J’ai dû dévorer chaque image de chaque seconde de chaque bobine de chaque film de Guitry. Son immortalité est patente! Comme le Jouvet de Drôle de drame ou l’Yves Tanguy de Man Ray, Guitry est un punk avant l’ère, un insaisissable de tout contemporain. Je souscris à chaque mot de votre lettre d’amour, expédiée au tombeau de ce fleuve amoureux des hommes emportant toute femme sur son passage. Or, il y a un or. Ce qui maintenant me dérange foutrement, c’est cette façon de gommer de sa biographie claire, sa biographie obscure. Si vous aimiez vraiment Céline, vous le haïriez d’autant plus pour ce qu’il fit en mal que vous l’aimez outrageusement pour ce qu’il fit en bien. Pareil pour Guitry. Aimez-le comme tout Juif amoureux de Mahler se doit d’être à l’instar de celui qu’il aime, amoureux de Wagner! Or lorsque l’on aime un homme ou une chose, on ne veut pas en perdre une miette. Imaginez que Guitry est votre propre père. Un père que vous aimez même quand vous le haïssez. Un père pour qui vous vous feriez égorger même quand vous rêvez de le pendre. Vous verrez alors que vous aurez du mal à oublier qu’à un moment où la grandeur en ce pays faisait tellement défaut, l’immensité d’un résistant immense tel qu’à n’en point douter Sasha l’aurait été, n’eût pas été de trop.

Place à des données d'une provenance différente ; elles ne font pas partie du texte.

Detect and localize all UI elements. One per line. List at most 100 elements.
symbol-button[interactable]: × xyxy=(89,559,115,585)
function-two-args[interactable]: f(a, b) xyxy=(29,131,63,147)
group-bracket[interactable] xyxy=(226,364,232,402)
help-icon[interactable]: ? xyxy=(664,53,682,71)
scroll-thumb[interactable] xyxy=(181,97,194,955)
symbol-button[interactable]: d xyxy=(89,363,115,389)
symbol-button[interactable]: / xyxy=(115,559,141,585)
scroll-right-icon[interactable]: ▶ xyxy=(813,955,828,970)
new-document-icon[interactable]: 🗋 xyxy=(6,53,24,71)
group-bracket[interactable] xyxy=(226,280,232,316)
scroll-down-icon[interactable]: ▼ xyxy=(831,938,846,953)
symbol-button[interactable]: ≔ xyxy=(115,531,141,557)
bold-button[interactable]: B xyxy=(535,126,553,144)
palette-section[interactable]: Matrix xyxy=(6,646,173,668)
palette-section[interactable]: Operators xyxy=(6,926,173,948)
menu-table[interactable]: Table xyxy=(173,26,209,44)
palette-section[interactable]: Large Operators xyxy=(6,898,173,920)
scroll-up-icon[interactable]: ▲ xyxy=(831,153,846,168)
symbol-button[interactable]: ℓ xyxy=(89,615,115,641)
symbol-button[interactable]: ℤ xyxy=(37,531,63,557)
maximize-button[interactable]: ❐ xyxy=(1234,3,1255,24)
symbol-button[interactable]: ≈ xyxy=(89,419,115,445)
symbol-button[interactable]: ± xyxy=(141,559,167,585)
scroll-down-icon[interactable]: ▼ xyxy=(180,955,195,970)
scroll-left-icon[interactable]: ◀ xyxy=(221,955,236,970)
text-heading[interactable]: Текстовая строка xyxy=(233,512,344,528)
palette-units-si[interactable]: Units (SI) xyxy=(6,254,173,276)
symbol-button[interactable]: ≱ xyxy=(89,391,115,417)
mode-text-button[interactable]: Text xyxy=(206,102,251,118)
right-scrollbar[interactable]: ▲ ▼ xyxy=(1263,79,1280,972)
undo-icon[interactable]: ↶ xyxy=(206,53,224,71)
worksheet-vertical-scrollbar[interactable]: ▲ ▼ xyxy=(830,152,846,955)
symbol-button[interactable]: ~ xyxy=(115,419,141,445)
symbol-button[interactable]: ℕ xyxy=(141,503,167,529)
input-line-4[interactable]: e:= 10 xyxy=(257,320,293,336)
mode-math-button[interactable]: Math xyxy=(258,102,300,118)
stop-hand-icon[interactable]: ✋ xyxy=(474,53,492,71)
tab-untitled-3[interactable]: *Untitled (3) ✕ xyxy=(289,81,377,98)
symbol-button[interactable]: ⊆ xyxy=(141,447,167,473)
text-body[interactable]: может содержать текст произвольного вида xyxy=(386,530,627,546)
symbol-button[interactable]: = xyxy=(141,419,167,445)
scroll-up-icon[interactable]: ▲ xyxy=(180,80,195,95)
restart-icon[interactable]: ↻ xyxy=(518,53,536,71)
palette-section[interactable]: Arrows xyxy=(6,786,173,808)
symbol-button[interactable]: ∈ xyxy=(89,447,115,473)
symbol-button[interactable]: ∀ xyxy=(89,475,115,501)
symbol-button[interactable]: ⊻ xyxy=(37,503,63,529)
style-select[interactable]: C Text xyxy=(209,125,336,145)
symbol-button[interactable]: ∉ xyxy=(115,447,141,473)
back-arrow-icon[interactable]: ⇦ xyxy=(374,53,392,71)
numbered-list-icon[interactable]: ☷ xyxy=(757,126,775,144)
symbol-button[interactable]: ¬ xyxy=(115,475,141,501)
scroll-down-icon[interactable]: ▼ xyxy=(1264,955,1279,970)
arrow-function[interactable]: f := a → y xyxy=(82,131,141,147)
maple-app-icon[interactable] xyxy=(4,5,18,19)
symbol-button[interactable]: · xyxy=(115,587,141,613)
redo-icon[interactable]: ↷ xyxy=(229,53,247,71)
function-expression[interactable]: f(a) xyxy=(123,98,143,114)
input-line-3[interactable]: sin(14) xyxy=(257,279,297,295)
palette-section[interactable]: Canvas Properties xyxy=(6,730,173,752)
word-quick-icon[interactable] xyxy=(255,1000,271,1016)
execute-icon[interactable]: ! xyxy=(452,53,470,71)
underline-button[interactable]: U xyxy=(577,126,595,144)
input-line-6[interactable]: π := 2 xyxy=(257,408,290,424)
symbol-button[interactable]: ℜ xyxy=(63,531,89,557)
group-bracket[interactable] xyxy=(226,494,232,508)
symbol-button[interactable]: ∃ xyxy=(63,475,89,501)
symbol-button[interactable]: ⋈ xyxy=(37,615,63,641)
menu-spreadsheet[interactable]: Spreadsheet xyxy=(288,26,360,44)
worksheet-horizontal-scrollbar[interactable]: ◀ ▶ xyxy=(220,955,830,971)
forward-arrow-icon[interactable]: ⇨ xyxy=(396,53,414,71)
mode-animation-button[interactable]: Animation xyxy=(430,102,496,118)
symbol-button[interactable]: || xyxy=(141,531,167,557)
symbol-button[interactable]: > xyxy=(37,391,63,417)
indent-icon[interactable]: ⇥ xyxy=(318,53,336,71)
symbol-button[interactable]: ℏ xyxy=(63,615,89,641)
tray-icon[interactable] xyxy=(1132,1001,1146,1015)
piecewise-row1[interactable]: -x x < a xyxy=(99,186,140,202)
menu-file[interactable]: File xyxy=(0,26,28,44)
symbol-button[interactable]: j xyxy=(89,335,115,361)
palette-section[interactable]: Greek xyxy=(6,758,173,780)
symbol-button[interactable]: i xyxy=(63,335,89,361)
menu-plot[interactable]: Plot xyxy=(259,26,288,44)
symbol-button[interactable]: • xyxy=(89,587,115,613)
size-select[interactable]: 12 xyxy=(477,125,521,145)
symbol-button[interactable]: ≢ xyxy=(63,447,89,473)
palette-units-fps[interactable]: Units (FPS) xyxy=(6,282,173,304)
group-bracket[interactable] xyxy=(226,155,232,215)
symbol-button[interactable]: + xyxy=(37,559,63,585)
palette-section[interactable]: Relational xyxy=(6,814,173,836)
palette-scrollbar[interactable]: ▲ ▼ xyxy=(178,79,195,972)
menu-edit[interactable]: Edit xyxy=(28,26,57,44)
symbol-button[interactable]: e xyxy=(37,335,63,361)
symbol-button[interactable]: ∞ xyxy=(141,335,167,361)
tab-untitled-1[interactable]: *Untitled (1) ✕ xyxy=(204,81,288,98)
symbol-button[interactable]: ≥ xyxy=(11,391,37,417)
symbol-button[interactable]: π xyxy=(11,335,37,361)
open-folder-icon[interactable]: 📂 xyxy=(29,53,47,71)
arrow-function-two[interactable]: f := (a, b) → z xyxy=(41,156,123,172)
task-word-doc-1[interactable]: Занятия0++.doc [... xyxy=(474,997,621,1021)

P.S. : Pardon Sacha pour ce «Sasha» avec deux S. Sans doute une irrépressible association d’idées.
(…) on peut changer d’angle, (…), tiré de ce même très beau papier.
Faites au moins l’essai.
Guitry n’était plus en âge de rentrer dans la résistance.
Charles de Gaulle, né le 22 novembre 1890.
Sacha Guitry, né le 21 février 1885.
Il y a une infinité de façon d’entrer en résistance. Donner sa fascinante voix off à Radio Londres, par exemple. Convaincre a priori de vaincre.
Encore une fois, je n’aime pas moins Sacha après le 17 juin 40. L’amour ne diminue pas, il n’est conçu que pour augmenter, ou s’augmenter de nuances sur l’échelle des sentiments.